Detroit Pistons fans have likely become accustomed to following the top college basketball prospects over the past decade. But given the Pistons are on pace to finish with a bottom-three record, the 2021 NCAA tournament should be of particular interest.
March Madness tipped off Thursday with four play-in games, and the first round begins Friday. With an 11-29 record through 40 games, it appears likely Detroit will be in the mix for the No. 1 pick in the 2021 NBA draft.
While two players in Detroit’s draft range, Jalen Green and Jonathan Kuminga, were with the G League Ignite, there are three players Pistons fans should be following through the next few weeks.
Here’s a look at Cade Cunningham, Evan Mobley and Jalen Suggs.
Cade Cunningham, 4-seed Oklahoma State
Stats: 20.2 points, 6.3 rebounds, 3.6 assists, 1.4 steals
The consensus top pick in this year’s draft, Cunningham is a 6-foot-8, 220-pound freshman point guard who can do just about everything on the court. He’s a much better playmaker than his assist average suggests, capable of making almost any pass. He’s a skilled scorer at all three levels, boasting a post game and hitting 41.2% of his 3-pointers (56-for-136). With a 7-foot-1 wingspan, he has the size to defend all five positions in the NBA.

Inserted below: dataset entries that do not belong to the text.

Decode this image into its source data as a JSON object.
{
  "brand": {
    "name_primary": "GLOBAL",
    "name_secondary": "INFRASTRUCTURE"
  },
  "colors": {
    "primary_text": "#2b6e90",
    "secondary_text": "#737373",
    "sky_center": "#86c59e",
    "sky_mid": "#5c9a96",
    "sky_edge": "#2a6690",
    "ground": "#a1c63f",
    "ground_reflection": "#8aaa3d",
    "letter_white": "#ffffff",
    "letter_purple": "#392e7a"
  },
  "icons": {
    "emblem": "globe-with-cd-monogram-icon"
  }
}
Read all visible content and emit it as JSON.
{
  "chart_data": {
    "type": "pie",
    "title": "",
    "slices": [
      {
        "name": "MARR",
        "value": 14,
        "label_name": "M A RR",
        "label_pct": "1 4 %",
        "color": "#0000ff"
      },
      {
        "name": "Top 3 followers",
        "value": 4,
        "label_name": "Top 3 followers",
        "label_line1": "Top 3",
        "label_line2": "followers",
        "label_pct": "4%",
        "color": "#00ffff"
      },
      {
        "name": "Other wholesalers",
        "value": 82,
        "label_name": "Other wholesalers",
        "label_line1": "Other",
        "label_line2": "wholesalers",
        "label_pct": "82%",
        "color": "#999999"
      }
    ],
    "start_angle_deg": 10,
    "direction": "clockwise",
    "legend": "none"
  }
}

Cunningham has clear franchise player potential and is one of the best players to come out of any draft in the past decade. If the Pistons were to win the lottery, he would instantly become Detroit’s most talented draft pick since Grant Hill. The early signs are good on Pistons general manager Troy Weaver’s first group of draft picks, but Cunningham would immediately raise the floor for the Pistons next season.
Oklahoma State will play No. 13-seed Liberty at 6:25 p.m. on Friday (TBS).
Evan Mobley, 6-seed USC
Stats: 16.8 points, 8.6 rebounds, 2.2 assists, three blocks
Weaver has said frequently since he was hired last summer — he loves centers. Mobley is, by far, the best center of the draft. He’s a skinny 7-footer at 215 pounds, with a huge wingspan and the skill and mobility to emerge as one of the NBA’s best scorers. More of a face-up big at this stage in his career, he’s a good ball-handler for his size and thrives when attacking the rim. He has potential to become a good outside shooter, though he only hit 31.4% of his 3s this season (11-for-35). Offensively, he has drawn comparisons to Anthony Davis.
Mobley earned the Pac-12’s Player of the Year, Defensive Player of the Year and Freshman of the Year honors this season. His offensive potential and impact as a rim protector gives him an extremely high floor, and he’s the only player in the draft challenging Cunningham as the best overall prospect. Given the Pistons have signaled that Isaiah Stewart could play power forward down the road, Mobley would give them a talented, versatile frontcourt on both ends of the floor.
USC will play No. 11-seed Drake on Saturday at 4:30 p.m. (TNT).
Jalen Suggs, 1-seed Gonzaga
Stats: 14.3 points, 5.5 rebounds, 4.5 assists
Suggs, a freshman point guard, has shades of Kyle Lowry in his game, and has been compared to one of the greatest Pistons ever — Chauncey Billups. Suggs is strong on both ends of the floor. He’s a strong, steady playmaker who can get to the rim and doesn’t shy away from contact. He’s also a reliable 3-point shooter (28-for-79, 35.4%), though it’s an area of his game he can continue to improve. He’s respected as a leader.
The Pistons just drafted a lead guard in Killian Hayes, but there could be upside in a Hayes-Suggs backcourt. Both players are better with the ball in their hands, but the Pistons want Hayes to improve as an off-ball shooter. Both players — Suggs has good size for a point guard standing 6 feet 4 and 205 pounds — are good defenders with the size to handle most backcourt assignments. It wouldn’t be a perfect pairing, but Suggs may be too good to pass on depending on where the Pistons draft.
Gonzaga will play either No. 16-seed Norfolk State or No. 16-seed Appalachian State at 9:20 p.m. on Saturday (TBS).